El 4 de marzo de 1987, aniversario del
PNR, el PRI realizó su XIII Asamblea. En su discurso de clausura, Jorge de la Vega
lanzó un dardo a la Corriente Democrática, “los caballos de Troya” que exigían
la democratización del proceso de selección del candidato presidencial:
—Quienes creen que la democracia exige restar facultades al presidente —dijo,
serio —ignoran que él es el instrumento de nuestra voluntad colectiva. Y no se
dijo más…
Decía Alejandro Rossi que la política
mexicana es “el teatro más rápido del mundo”. La sugerencia del cofundador de
Vuelta no aplica para el PRI. En los pasillos de Insurgentes norte el tiempo se
ha ralentizado. Han pasado 30 años y una decena de asambleas desde aquella de
la bronca y el debate sigue siendo el mismo, la definición de los límites de la
autoridad del presidente sobre las cosas del partido. Un ruido que Enrique Peña
Nieto no escucha. El presidente, autoproclamado “instrumento de la voluntad
colectiva del partido”, designará al candidato a sucederle en 2018. La fiesta
del peñismo, empero, será breve —brevísima, gracias a Emilio Lozoya—: el primer príísta del país podrá
imponer su presidencial falange, pero el débil tlatoani, sin mucho pan y sin
mucho palo para repartir, no podrá imponer su disciplina a unas bases que se
mueven hacia lo carmín.
En la desesperación por asegurar la
supervivencia de su grupo político, el PRI de Peña Nieto ha dejado pasar la
oportunidad de cambiar de veras, de evolucionar a su cuarta edad. Los tomadores
de decisiones del tricolor, cortoplacistas, electoreros, miran el dedo de su
gran elector y no la Luna que señalaron sus grandes estrategas. Ignoran a
Manuel Camacho Solís, quien visionó un partido moderno, adaptado a la
competencia y a la normativa democrática; uno que pudiera ser hegemónico
incluso compitiendo en igualdad de condiciones con las otras fuerzas y en el
marco de elecciones limpias y apegadas a derecho. Ignoran a Jesús Reyes
Heroles, quien patentó el axioma “Cambiar (el partido) para conservar (el
poder)”.
De la última reunión del priísmo surgió una reforma estatutaria
que aunque democrática en sí, obedece a propósitos demagógicos. La modificación del Artículo
181 de los estatutos del PRI no busca rejuvenecer al partido —¡ay, el nuevo PRI peñista en el que Lozoya brillaba
en primera fila! —ni hacerlo más incluyente
abriéndose a “candidatos simpatizantes externos” sino ampliar la cobertura del
dedazo más allá de los límites de la membrecía. La idea fue introducida por
José Ramón Martel, quien fuera coordinador de asesores de José Antonio Meade
durante su etapa en SEDESOL.
La reforma estatutaria, en efecto,
despeja el camino para la postulación de Meade, el más panista de los priístas
o el más priísta de los panistas, según en qué administración se le mire. El “simpatizante
externo” Meade sería el candidato consensuado entre PRI y PAN. Dicen sus
admiradores que el (casi) destapado es el facsímil mexicano de Emmanuel Macron,
lo cual no necesariamente sería un cumplido. El presidente francés llegó al
Elíseo arrastrando las quitas de un abstencionismo (25%) y una votación nula
(11%) de récord y defendiendo una reforma laboral más dura que la de su antecesor
y un programa económico neoliberal basado en los recortes presupuestales. O sea, más de lo mismo…

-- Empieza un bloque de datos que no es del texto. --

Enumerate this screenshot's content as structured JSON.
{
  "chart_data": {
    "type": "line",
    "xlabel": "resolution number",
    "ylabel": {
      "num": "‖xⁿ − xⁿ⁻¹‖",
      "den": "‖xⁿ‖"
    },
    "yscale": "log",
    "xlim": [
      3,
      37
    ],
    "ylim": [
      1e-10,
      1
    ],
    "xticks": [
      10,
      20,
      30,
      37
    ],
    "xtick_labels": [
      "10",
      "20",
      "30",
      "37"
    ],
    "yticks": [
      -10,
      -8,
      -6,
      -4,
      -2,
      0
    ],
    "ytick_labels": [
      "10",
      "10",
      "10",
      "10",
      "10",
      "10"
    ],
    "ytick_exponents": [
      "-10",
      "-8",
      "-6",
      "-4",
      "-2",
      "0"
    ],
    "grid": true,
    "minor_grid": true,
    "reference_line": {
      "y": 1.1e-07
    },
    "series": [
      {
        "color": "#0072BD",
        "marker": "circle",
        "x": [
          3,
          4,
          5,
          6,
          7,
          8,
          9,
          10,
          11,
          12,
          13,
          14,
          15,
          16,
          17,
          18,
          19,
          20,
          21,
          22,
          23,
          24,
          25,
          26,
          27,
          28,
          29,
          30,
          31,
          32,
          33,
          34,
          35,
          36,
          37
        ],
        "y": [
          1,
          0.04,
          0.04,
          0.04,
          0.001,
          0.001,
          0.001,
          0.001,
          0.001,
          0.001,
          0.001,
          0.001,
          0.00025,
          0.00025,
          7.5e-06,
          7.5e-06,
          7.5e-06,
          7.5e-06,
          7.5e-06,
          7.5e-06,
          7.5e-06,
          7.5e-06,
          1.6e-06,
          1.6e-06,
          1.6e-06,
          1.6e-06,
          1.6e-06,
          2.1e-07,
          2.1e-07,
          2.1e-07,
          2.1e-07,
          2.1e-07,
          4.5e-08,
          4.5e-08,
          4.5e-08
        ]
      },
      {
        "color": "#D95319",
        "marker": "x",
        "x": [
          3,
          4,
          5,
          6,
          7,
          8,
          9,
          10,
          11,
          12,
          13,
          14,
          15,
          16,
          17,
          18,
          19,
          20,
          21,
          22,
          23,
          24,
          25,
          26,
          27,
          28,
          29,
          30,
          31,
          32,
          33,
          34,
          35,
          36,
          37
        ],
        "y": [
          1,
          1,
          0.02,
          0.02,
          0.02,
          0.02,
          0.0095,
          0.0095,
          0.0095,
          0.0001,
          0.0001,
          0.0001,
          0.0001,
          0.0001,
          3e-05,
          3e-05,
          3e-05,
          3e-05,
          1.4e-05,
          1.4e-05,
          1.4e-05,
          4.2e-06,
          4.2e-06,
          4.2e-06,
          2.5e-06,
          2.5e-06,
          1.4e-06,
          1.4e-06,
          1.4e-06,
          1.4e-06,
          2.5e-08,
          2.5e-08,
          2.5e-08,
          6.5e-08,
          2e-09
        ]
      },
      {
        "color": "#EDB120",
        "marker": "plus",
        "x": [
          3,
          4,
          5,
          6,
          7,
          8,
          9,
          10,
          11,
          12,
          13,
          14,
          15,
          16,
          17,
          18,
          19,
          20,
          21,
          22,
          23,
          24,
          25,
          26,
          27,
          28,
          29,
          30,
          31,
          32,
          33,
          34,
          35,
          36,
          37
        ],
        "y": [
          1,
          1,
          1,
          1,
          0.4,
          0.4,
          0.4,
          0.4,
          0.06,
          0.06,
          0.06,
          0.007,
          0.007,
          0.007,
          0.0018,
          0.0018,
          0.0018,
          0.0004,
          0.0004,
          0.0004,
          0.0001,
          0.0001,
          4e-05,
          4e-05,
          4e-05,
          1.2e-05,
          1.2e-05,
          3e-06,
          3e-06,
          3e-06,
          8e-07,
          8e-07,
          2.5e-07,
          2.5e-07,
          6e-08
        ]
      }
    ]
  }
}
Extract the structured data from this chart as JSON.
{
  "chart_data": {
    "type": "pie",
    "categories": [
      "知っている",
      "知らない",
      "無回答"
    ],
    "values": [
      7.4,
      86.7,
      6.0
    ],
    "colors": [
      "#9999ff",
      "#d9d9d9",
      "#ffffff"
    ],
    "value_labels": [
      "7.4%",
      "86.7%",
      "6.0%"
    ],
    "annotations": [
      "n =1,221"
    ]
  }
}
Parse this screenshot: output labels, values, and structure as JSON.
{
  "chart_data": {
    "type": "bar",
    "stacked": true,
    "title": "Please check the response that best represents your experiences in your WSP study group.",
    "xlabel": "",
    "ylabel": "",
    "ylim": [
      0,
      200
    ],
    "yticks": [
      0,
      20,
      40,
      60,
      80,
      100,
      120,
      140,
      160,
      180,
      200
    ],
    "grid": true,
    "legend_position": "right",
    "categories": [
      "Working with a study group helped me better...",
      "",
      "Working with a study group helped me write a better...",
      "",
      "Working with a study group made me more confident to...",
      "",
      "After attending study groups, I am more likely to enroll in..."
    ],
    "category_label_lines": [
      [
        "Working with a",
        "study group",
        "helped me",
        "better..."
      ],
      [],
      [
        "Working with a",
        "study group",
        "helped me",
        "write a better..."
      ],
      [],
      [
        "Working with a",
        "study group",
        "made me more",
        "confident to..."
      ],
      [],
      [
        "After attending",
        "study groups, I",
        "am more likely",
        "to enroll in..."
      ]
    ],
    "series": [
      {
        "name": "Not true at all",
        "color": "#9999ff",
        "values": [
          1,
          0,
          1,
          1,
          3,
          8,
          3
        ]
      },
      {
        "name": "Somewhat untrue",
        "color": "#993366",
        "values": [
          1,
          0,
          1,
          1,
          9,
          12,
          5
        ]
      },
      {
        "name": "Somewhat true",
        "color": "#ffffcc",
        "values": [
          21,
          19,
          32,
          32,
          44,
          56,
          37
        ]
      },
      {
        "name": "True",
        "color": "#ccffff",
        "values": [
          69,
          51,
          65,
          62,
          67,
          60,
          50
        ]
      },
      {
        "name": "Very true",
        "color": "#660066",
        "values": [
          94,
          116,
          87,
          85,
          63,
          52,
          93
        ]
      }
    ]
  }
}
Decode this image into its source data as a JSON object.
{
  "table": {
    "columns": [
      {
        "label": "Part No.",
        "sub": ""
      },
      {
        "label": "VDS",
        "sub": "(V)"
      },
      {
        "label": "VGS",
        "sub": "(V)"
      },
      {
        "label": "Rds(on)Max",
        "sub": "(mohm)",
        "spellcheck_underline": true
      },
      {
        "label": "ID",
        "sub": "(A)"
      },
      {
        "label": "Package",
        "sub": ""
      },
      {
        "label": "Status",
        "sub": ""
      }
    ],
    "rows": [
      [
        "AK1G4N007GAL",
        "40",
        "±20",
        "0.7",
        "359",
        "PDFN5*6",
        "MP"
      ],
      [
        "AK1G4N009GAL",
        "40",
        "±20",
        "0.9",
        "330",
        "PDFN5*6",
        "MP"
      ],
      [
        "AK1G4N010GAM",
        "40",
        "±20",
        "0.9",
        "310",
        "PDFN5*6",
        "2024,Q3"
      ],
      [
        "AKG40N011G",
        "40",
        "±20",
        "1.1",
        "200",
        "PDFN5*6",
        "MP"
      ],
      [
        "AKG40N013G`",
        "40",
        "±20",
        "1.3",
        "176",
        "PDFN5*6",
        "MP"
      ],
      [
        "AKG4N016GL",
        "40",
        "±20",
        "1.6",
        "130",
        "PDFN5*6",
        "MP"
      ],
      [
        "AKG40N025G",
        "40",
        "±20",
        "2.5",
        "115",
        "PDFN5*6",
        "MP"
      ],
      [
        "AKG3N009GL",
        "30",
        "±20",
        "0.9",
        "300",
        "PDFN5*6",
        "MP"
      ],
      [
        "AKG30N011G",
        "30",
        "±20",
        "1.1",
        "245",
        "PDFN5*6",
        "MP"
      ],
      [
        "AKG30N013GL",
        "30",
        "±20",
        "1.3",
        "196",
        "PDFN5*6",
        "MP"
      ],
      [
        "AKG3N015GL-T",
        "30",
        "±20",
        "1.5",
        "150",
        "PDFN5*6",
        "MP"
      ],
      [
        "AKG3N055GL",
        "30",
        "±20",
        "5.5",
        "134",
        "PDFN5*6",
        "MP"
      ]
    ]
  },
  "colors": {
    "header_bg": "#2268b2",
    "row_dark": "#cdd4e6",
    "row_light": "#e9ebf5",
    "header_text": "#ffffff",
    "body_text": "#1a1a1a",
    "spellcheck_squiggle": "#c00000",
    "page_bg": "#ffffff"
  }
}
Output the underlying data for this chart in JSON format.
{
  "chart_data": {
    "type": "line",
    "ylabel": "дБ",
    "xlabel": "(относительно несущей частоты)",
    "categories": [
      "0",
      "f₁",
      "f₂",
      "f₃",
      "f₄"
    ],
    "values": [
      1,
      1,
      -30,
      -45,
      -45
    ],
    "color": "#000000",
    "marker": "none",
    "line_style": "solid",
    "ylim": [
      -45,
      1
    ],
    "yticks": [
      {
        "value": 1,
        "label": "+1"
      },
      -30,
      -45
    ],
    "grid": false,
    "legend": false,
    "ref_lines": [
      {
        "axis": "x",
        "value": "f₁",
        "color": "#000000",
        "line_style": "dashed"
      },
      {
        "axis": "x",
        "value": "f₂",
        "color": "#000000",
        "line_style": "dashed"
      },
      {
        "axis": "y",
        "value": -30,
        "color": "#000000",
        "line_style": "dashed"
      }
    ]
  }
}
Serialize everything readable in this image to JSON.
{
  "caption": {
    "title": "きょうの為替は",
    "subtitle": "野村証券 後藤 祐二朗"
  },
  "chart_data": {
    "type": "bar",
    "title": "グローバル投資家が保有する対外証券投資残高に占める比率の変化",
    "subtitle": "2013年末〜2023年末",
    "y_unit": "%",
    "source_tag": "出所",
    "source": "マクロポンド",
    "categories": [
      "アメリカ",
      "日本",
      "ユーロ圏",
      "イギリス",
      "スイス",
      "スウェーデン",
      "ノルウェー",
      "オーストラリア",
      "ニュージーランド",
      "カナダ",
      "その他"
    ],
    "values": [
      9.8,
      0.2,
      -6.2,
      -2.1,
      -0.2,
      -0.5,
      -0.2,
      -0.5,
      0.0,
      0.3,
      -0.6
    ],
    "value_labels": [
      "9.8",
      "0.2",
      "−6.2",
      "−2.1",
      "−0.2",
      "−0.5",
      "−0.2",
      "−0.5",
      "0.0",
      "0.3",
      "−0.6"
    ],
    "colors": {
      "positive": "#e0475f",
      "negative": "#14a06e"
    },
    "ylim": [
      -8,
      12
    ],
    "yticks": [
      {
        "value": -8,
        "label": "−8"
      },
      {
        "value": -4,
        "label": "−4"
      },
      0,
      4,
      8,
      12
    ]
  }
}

El propósito del PNR era el de hacer de
parlamento en el que se reglamentara el acceso y el reparto del poder entre las
fuerzas populares triunfadoras de la guerra civil. En 1987 se suspendió el debate
y aquello rompió bruscamente.
Al suspender nuevamente el debate sobre
su democratización, el PRI de Enrique Peña Nieto ignora su propia historia.